Premium only makes sense once you genuinely run eight charts in one layout, need second-level intraday timeframes or Footprint charts and publish ideas for the community. For a retail trader working on the hourly, four-hourly or daily chart, the Essential or Plus plan covers more than ninety percent of real needs. The annual price ladder starts at roughly ten dollars a month for Essential, around twenty-five for Plus and jumps to fifty plus for Premium. Squeeze Essential dry first and only then consider the upgrade.
How does automation compare — Pine Script or MQL5?

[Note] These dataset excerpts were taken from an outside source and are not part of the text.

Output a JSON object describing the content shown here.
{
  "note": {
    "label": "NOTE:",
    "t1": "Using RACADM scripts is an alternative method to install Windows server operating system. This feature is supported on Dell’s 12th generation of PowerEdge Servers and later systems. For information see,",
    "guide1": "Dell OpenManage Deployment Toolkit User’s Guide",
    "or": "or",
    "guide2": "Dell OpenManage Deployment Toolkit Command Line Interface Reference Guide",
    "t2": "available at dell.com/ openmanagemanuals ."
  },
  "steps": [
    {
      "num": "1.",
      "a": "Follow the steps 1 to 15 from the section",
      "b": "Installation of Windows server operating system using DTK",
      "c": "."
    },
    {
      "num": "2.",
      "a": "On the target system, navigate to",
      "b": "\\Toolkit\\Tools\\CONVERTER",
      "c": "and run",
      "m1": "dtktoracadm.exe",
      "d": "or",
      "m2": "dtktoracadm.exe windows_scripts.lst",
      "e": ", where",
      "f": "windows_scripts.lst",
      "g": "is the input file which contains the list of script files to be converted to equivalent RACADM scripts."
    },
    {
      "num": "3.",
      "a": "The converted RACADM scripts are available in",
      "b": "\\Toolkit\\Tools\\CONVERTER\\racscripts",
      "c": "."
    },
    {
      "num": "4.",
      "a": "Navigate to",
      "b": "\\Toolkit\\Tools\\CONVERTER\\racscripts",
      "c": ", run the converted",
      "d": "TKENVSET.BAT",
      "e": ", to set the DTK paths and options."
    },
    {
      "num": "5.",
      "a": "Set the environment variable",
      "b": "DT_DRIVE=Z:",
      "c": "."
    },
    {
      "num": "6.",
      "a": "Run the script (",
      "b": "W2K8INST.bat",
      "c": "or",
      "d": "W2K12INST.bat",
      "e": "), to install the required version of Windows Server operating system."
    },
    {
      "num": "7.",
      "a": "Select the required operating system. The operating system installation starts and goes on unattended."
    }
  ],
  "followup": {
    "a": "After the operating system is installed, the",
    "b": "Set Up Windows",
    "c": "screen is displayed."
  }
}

Pine Script is an analysis language: it writes studies, alerts and visualises strategies but does not open or close positions at the broker. MQL5 is a full automation language: an Expert Advisor trades on its own through a real broker account. The learning curve runs in opposite directions — Pine Script can be picked up in a weekend, MQL5 needs one to three months for someone without a programming background. In practice many traders combine the two: a Pine Script alert fires the notification and an MQL5 Expert Advisor executes the entry according to the rule.
Is MT5 alone not enough?
For pure forex and CFD trading on indices — yes, it is enough. MT5 covers everything you need to open, manage and close positions, plus the Strategy Tester and full automation. The friction starts when you try to analyse many instruments at once and scan the portfolio on several timeframes. MT5 has a fairly clunky window manager and the default indicators look the way they looked in 2005. Most retail traders notice it after a few months: adding TradingView to the workshop shortens the morning market review from thirty minutes to ten.